Being a young teenage girl is hard. In school, you try to define your social status and find your “clique.” You want to fit in with the other girls while you’re riddled with that awkward stage which includes puberty, periods, botched haircuts, braces, and more. And as a young teenage girl trying to figure out your place in the world, having positive friendships with other girls is essential, but it was something I didn’t have at that age which was hard to deal with. Was I not good enough? Was I not popular enough? Was something wrong with me? Those are all questions that I would ask myself every day.
Don’t get me wrong, I did have a couple of core friends I grew up with who treated me the way I deserved to be treated. We went through the awkward stages of our teenage years together, they included me in all of the plans and they made me feel loved and like I belonged. They never made me question my value. They are still my best friends to this day.
I was nervous about coming to college and leaving those friends behind. I was worried that it would feel like eighth grade all over again and that I wouldn’t find a group of girls that I could call my best friends. At first, it was a little nerve-wracking trying to make friends. I was trying to impress everyone I met, but I was also trying to be myself at the same time.

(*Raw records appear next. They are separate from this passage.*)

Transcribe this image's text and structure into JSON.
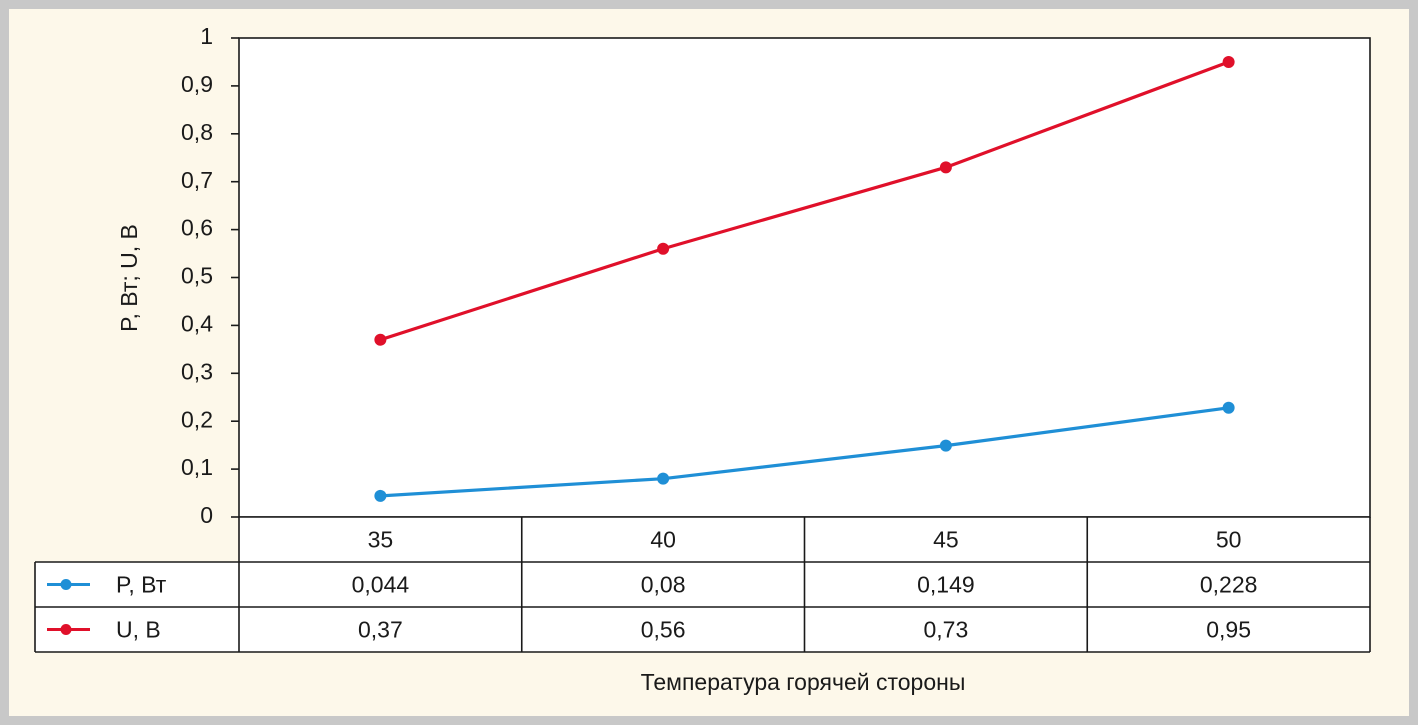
{
  "chart_data": {
    "type": "line",
    "ylabel": "P, Вт; U, В",
    "xlabel": "Температура горячей стороны",
    "ylim": [
      0,
      1
    ],
    "yticks": [
      "0",
      "0,1",
      "0,2",
      "0,3",
      "0,4",
      "0,5",
      "0,6",
      "0,7",
      "0,8",
      "0,9",
      "1"
    ],
    "categories": [
      "35",
      "40",
      "45",
      "50"
    ],
    "legend_placement": "data-table",
    "grid": false,
    "series": [
      {
        "name": "P, Вт",
        "color": "#1f8fd6",
        "values": [
          0.044,
          0.08,
          0.149,
          0.228
        ],
        "labels": [
          "0,044",
          "0,08",
          "0,149",
          "0,228"
        ]
      },
      {
        "name": "U, В",
        "color": "#e0102a",
        "values": [
          0.37,
          0.56,
          0.73,
          0.95
        ],
        "labels": [
          "0,37",
          "0,56",
          "0,73",
          "0,95"
        ]
      }
    ]
  }
}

It wasn’t long until I found girls that I knew would become my best friends. We would spend our days in between our Zoom classes hanging out with each other. Multiple nights a week we would all gather in whoever had the biggest room to watch movies, play games, share stories, get dinner together and more. I had found a group of girls that made me feel like I could unapologetically be myself, and I didn’t have to pretend to be someone I’m not in order to feel accepted and loved. Flash forward to two years later, and some of them are now my roommates.
The bond I have with my three roommates is something I never thought I would experience before. We spend every day together, either hanging out in our living room or watching the same handful of movies we love. We could spend hours just sitting on the floor of someone’s room just laughing and talking about anything and everything. When we go out, we help each other pick outfits and ask each other what we should do with our hair. When it’s someone’s birthday, we decorate the house with balloons and decorations to let them know they are celebrated and loved. We motivate each other to take care of ourselves and we always end our days with a “Goodnight, I love you.”
I don’t know what I would do without them.
Like any normal friendship, there are ups and downs. I would be lying if I said there weren’t times in my friend group when we go through a rough patch. However, the bond and love we share for one another always get us through, no matter what.
What I’ve learned from the group of girls I call my best friends is that I am valued in my friendships. They make me feel loved and heard. They accept all the weird, sad, anxious, and goofy sides of me and never make me feel like I have to change in order to be accepted. They also taught me that my eighth-grade self, who was constantly left out and bullied, deserved to have loving and meaningful friendships and that I’m valuable.
Not everything is sunshine and rainbows all of the time, but I will forever be grateful for the friends I have in my life now, and I hope they stay around for a long time.